Singapore Blue Chips Investing in Singapore listed ETFs

Post on: 17 Июль, 2015 No Comment

Singapore Blue Chips Investing in Singapore listed ETFs

Saturday, December 25, 2010

Investing in Singapore listed ETFs

ETFs is the acronym for exchange traded funds, which are basket of stocks traded over the exchange. Having invested nearly 0.5M in stocks I must agree that ETFs are not exciting products for people looking at supernormal returns. However, holding ETFs means sleeping better at night since I will probably not be losing my entire capital even during market crash.

Take the STI ETF for example. If I lose my entire capital invested, this would literally translate to DBS, UOB, OCBC, SIA, Singtel trading at zero dollars. For that to happen, I think putting money anywhere will mean total loss anyway.

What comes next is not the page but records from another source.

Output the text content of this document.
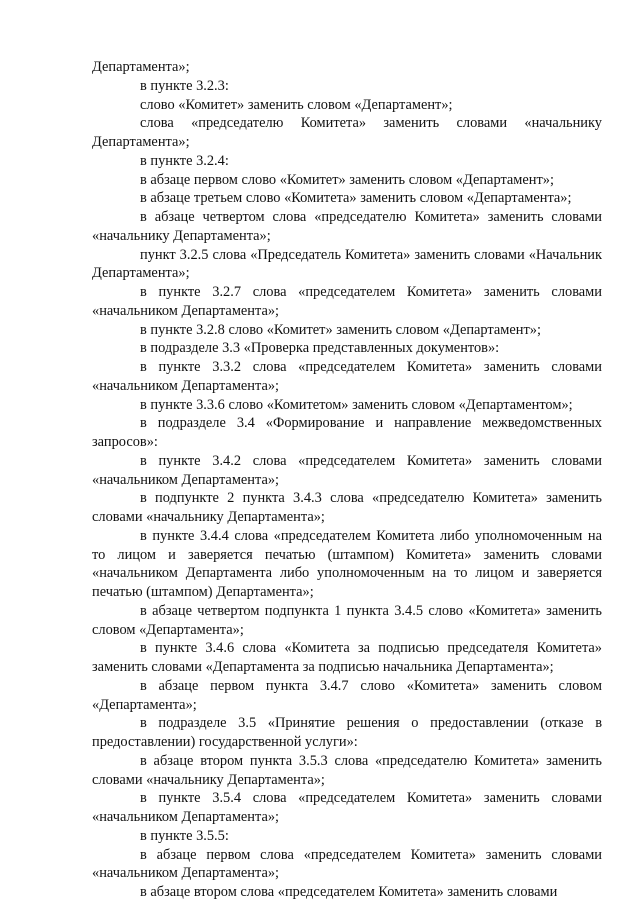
Департамента»;

в пункте 3.2.3:

слово «Комитет» заменить словом «Департамент»;

слова «председателю Комитета» заменить словами «начальнику Департамента»;

в пункте 3.2.4:

в абзаце первом слово «Комитет» заменить словом «Департамент»;

в абзаце третьем слово «Комитета» заменить словом «Департамента»;

в абзаце четвертом слова «председателю Комитета» заменить словами «начальнику Департамента»;

пункт 3.2.5 слова «Председатель Комитета» заменить словами «Начальник Департамента»;

в пункте 3.2.7 слова «председателем Комитета» заменить словами «начальником Департамента»;

в пункте 3.2.8 слово «Комитет» заменить словом «Департамент»;

в подразделе 3.3 «Проверка представленных документов»:

в пункте 3.3.2 слова «председателем Комитета» заменить словами «начальником Департамента»;

в пункте 3.3.6 слово «Комитетом» заменить словом «Департаментом»;

в подразделе 3.4 «Формирование и направление межведомственных запросов»:

в пункте 3.4.2 слова «председателем Комитета» заменить словами «начальником Департамента»;

в подпункте 2 пункта 3.4.3 слова «председателю Комитета» заменить словами «начальнику Департамента»;

в пункте 3.4.4 слова «председателем Комитета либо уполномоченным на то лицом и заверяется печатью (штампом) Комитета» заменить словами «начальником Департамента либо уполномоченным на то лицом и заверяется печатью (штампом) Департамента»;

в абзаце четвертом подпункта 1 пункта 3.4.5 слово «Комитета» заменить словом «Департамента»;

в пункте 3.4.6 слова «Комитета за подписью председателя Комитета» заменить словами «Департамента за подписью начальника Департамента»;

в абзаце первом пункта 3.4.7 слово «Комитета» заменить словом «Департамента»;

в подразделе 3.5 «Принятие решения о предоставлении (отказе в предоставлении) государственной услуги»:

в абзаце втором пункта 3.5.3 слова «председателю Комитета» заменить словами «начальнику Департамента»;

в пункте 3.5.4 слова «председателем Комитета» заменить словами «начальником Департамента»;

в пункте 3.5.5:

в абзаце первом слова «председателем Комитета» заменить словами «начальником Департамента»;

в абзаце втором слова «председателем Комитета» заменить словами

Besides, STI ETF pays regular dividends as well. Historically, the dividends are about 4-6 cents per unit, which translates to miserable yield of 2%. Well, dont expect Singpost or SPH dividends payout if you are buying STI ETFs. People mainly buy it for capital appreciation.

The sales charge is equal to brokerage charges (0.2%), management fee of about 1% and thats it. No need to rebalance portfolio as fund manager does that for you, daily.

I have been through the Lehman crisis and its terrible to see my stock holdings bleed day after day. Fortunately, I was holding on to pure blue chips and that gave me conviction to hold. Dividends came in timely as I repurchase other even badly battered mid cap stocks that gave me more than 100% returns on hindsight.

Today as I looked back, I might not have fare much better if I invested in STI ETF. However, I definitely would have slept better during the crash in 2008. This is what portfolio theory explains: Invest according to risk tolerance and you will get an optimal portfolio that gives you the highest return based on your risk profile.

I want to blog more about ETFs as this is the next direction I am getting into. No more single large stock purchase, mainly diversified portfolio in different regions.

In Singapore, we can access to the worlds markets just by buying ETFs and paying the minimum brokerage of 0.2%. However for a start, I would like to constrain myself to buy plain vanilla ETFs instead of exotic new generation ETFs.

From SGX website:

Plain vanilla ETFs (as I termed it) are cash based ETFs that adopt either full replication methodology or representing sampling methodology

Full replication methodology

The ETF holds the same stocks in the same proportion as the weights of the constituent stocks in the benchmark index.

Representative sample methodology

The ETF holds a selected number of constituents stocks of the underlying index according to their degree of historical correlation with such index. In other words, the ETF holds a sample of constituent securities that statistically represents the index.

In other words, my invested captial is backed by shares of companies as underlying assets.